Vocal and Choral Music
Milhaud also contributed widely to the repertoire of French song. His settings (both choral and solo voice with piano) are of texts from a great variety of sources, including Rabindranath Tagore, André Gide, and the words of Pope John XXIII (the last in a choral symphony Pacem in terris). He contributed to Cocteau’s Les Mariés de la tour Eiffel and, as a gesture, set to music an agricultural appliance catalogue. Other works reflect his Jewish background.

Chamber Music
Milhaud wrote 18 string quartets and provided useful additions to duo sonata repertoire, not least for the viola. His Quatre Visages of 1943 for viola and piano comprises musical representations of four different kinds of girls.

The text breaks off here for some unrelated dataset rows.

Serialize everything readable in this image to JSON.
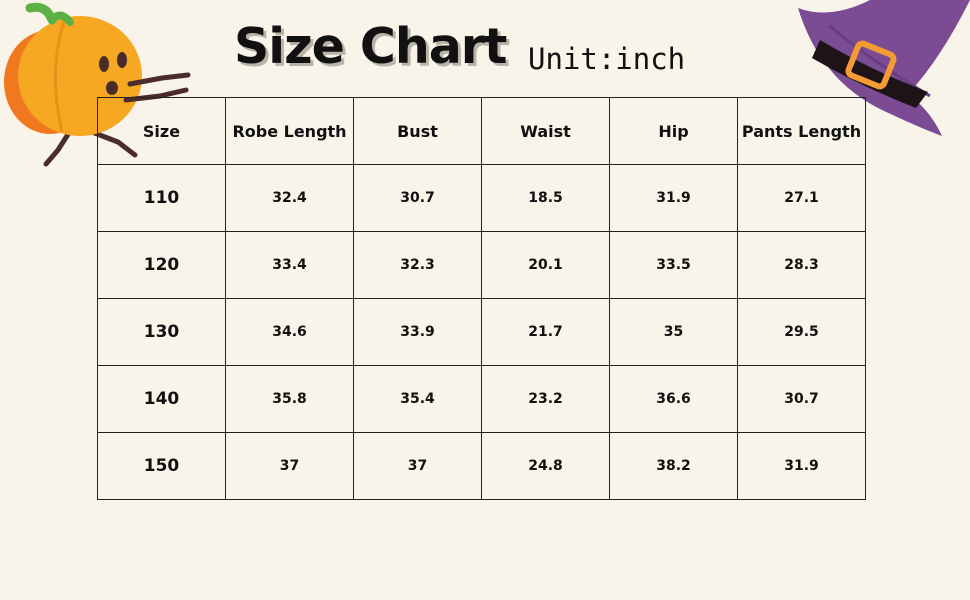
{
  "header": {
    "title": "Size Chart",
    "unit": "Unit:inch"
  },
  "table": {
    "columns": [
      "Size",
      "Robe Length",
      "Bust",
      "Waist",
      "Hip",
      "Pants Length"
    ],
    "rows": [
      [
        "110",
        "32.4",
        "30.7",
        "18.5",
        "31.9",
        "27.1"
      ],
      [
        "120",
        "33.4",
        "32.3",
        "20.1",
        "33.5",
        "28.3"
      ],
      [
        "130",
        "34.6",
        "33.9",
        "21.7",
        "35",
        "29.5"
      ],
      [
        "140",
        "35.8",
        "35.4",
        "23.2",
        "36.6",
        "30.7"
      ],
      [
        "150",
        "37",
        "37",
        "24.8",
        "38.2",
        "31.9"
      ]
    ]
  },
  "colors": {
    "background": "#f9f4e9",
    "pumpkin": "#f5a623",
    "hat": "#7b4b94",
    "buckle": "#f39c33"
  },
  "decorations": [
    "pumpkin-character-icon",
    "witch-hat-icon"
  ]
}
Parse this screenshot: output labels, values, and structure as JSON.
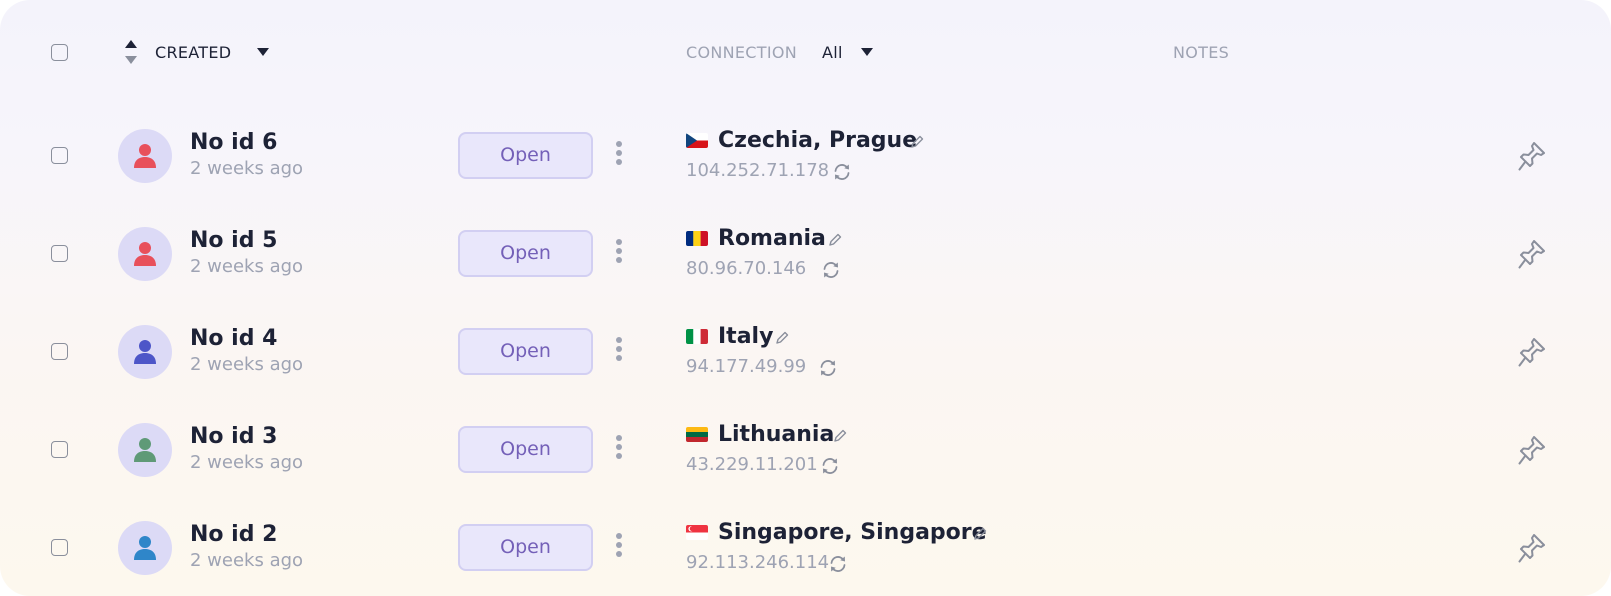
{
  "header": {
    "created_label": "CREATED",
    "connection_label": "CONNECTION",
    "connection_filter": "All",
    "notes_label": "NOTES"
  },
  "colors": {
    "accent": "#7460b8",
    "text_primary": "#1d2236",
    "text_muted": "#9ea3b3",
    "button_bg": "#e9e7fb",
    "avatar_bg": "#dcdaf6"
  },
  "rows": [
    {
      "name": "No id 6",
      "created": "2 weeks ago",
      "open_label": "Open",
      "avatar_color": "#e8505b",
      "flag": "cz",
      "location": "Czechia, Prague",
      "ip": "104.252.71.178"
    },
    {
      "name": "No id 5",
      "created": "2 weeks ago",
      "open_label": "Open",
      "avatar_color": "#e8505b",
      "flag": "ro",
      "location": "Romania",
      "ip": "80.96.70.146"
    },
    {
      "name": "No id 4",
      "created": "2 weeks ago",
      "open_label": "Open",
      "avatar_color": "#4d56c8",
      "flag": "it",
      "location": "Italy",
      "ip": "94.177.49.99"
    },
    {
      "name": "No id 3",
      "created": "2 weeks ago",
      "open_label": "Open",
      "avatar_color": "#5f9a77",
      "flag": "lt",
      "location": "Lithuania",
      "ip": "43.229.11.201"
    },
    {
      "name": "No id 2",
      "created": "2 weeks ago",
      "open_label": "Open",
      "avatar_color": "#2f86c9",
      "flag": "sg",
      "location": "Singapore, Singapore",
      "ip": "92.113.246.114"
    }
  ]
}
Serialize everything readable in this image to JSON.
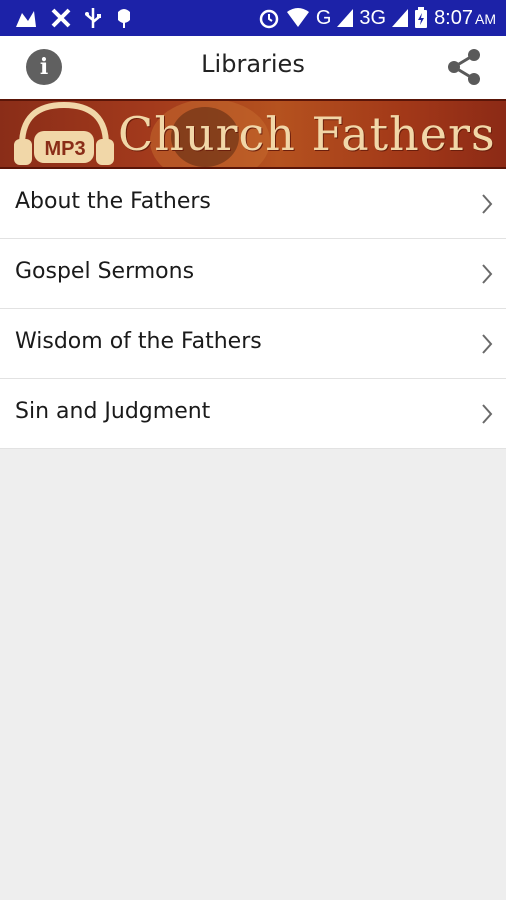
{
  "status_bar": {
    "network": "G",
    "network2": "3G",
    "time": "8:07",
    "ampm": "AM",
    "background": "#1c22a8",
    "left_icons": [
      "notification-icon",
      "missed-call-icon",
      "usb-icon",
      "android-debug-icon"
    ],
    "right_icons": [
      "alarm-icon",
      "wifi-icon",
      "signal-icon",
      "signal-icon",
      "battery-charging-icon"
    ]
  },
  "toolbar": {
    "title": "Libraries",
    "info_icon": "info-icon",
    "share_icon": "share-icon"
  },
  "banner": {
    "mp3_label": "MP3",
    "title": "Church Fathers",
    "colors": {
      "background": "#a33a1c",
      "text": "#f1d7a8"
    }
  },
  "libraries": [
    {
      "label": "About the Fathers"
    },
    {
      "label": "Gospel Sermons"
    },
    {
      "label": "Wisdom of the Fathers"
    },
    {
      "label": "Sin and Judgment"
    }
  ]
}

For wind quintet he composed the charming suite La Cheminée du Roi René, and for oboe, clarinet and bassoon he wrote the attractive Pastorale. The works show his characteristically French adroitness in writing for woodwind instruments.

Piano Music
Two works in particular have proved attractive additions to repertoire. The first, Saudades do Brasil, a suite for piano, is based on music heard in Brazil during the composer’s stay there between 1916 and 1918. Scaramouche, arranged for two pianos from incidental music for Molière’s Le Médécin volant, is a lively jeu d’esprit, in the spirit of the commedia dell’arte character of the title. La Muse ménagère (‘The Domestic Muse’) reflects the necessary wartime attempts at house-keeping by his actress wife.